MEC for Education in the Free State, Papi Kganare, is set to clampdown on teacher absenteeism in the province.
TARA TURKINGTON reports
SCHOOL was not easy for the MEC for Education in the Free State, Papi Kganare. It was at Sehunelo High school in Bloemfontein that Kganare learnt a valuable lesson about making your own success in life. ”I enjoyed maths,” he remembers. ”It was because of the teacher we had in Form II and III. Unfortunately, in Form IV and V, we didn’t have a maths teacher. We were given textbooks and we had to cope on our own.” Against all odds, Kganare swotted by himself and passed maths in matric.
Kganare was assigned the education portfolio in March 1999. Previously, he had been the province’s MEC for safety and security from 1994.
After school, he went to Pretoria and landed a job as an assistant librarian at Unisa. Although he was promoted quickly, he was dismissed the following year because he had been absent too much after being frequently detained for political involvement in the United Democratic Front.
In 1984, he started working as an organiser for the Commercial Catering and Allied Workers Union of South Africa and worked his way up to become the general secretary of the union — the position he held when he was elected a member of the Free State provincial legislature in 1994.

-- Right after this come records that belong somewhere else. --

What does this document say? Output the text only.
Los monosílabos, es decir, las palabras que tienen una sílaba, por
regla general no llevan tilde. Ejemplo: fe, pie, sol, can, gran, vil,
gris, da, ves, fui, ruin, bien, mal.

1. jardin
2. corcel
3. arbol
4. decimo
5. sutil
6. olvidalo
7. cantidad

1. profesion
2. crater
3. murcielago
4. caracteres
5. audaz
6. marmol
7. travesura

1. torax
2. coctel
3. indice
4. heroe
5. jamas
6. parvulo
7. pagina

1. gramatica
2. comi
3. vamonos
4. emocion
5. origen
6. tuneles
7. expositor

Since moving into his office in March, Kganare has not been afraid to get stuck into the many challenges facing education in the province. Right away, he says, ”we made it very clear that all teachers must be at school and teaching. All officials must give necessary support, and all kids must be off the street.”

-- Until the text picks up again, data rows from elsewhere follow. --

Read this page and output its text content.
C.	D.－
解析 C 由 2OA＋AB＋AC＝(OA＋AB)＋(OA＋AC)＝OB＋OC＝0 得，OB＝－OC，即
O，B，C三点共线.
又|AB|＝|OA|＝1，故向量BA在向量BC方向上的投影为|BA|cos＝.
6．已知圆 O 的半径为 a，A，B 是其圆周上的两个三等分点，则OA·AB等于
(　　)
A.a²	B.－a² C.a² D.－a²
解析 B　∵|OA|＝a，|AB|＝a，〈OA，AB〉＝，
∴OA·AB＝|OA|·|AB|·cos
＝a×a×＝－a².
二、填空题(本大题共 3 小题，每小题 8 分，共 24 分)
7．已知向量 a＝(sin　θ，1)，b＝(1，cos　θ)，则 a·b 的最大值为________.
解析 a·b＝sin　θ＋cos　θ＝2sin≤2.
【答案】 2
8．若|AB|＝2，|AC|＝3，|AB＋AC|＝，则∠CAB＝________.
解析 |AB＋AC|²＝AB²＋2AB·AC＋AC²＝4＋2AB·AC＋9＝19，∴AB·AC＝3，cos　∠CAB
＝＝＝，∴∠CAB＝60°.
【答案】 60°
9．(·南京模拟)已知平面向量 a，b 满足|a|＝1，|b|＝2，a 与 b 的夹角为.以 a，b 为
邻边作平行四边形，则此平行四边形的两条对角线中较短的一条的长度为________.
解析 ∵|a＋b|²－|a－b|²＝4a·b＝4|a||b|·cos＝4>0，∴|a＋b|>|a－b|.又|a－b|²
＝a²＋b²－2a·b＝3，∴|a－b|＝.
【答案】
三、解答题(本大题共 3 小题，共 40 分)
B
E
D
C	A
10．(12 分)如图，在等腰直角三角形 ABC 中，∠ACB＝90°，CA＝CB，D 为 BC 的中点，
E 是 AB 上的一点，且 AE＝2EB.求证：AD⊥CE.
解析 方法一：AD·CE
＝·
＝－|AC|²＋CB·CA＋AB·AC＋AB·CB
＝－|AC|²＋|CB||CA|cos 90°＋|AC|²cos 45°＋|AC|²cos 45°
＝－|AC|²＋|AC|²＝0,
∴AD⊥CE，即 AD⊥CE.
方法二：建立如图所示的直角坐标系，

He closed down several schools where problems were rife. At Seemahale High school in Botshabelo, Kganare’s department is instituting disciplinary charges against 34 out of 38 teachers for being absent from school without leave.

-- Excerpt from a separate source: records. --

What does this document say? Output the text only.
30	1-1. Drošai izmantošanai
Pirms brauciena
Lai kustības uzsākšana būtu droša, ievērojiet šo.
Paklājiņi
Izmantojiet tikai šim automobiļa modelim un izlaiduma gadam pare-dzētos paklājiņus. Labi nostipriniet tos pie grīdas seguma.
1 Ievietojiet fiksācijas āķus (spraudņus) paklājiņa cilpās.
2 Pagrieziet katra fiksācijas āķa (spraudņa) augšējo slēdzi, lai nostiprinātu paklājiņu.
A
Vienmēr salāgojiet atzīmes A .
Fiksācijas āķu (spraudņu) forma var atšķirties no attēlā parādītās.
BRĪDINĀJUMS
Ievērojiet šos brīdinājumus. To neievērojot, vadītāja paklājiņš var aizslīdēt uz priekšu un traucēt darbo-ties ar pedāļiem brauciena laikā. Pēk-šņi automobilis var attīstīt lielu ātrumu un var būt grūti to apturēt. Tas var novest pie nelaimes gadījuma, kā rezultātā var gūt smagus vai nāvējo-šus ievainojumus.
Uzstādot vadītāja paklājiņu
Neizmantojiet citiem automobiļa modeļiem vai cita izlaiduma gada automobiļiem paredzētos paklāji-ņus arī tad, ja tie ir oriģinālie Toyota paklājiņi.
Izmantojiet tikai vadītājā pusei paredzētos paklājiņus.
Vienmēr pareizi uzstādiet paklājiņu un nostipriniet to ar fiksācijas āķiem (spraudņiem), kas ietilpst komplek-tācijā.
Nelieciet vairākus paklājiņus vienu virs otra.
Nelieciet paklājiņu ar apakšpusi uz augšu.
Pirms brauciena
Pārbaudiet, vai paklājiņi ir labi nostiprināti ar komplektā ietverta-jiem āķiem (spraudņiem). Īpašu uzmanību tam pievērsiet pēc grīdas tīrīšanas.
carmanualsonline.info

Kganare agreed that absenteeism was far more widespread in the Free State than in Botshabelo alone, but that he was committed to fighting it.
Now, he says, he will also conduct a province-wide audit in the first half of this year to ascertain which teachers have missed school without permission, and will deduct the appropriate amounts from all their salaries.
The department is in the process of appointing an accounting firm to conduct an audit of the leave records of all 32 000 people employed in the Free State education department.
Kganare says, ”We are also putting pressure on all ex-Model C schools to employ black teachers and that white teachers applying for posts in the townships are treated equally. A number of white teachers are now teaching in Free State township schools. At first the black teachers wanted to revolt. They told me: ‘This is our school!’ I said, ‘It’s not your school, it belongs to the people of South Africa.”’
— The Teacher/Mail & Guardian, February 7, 2000.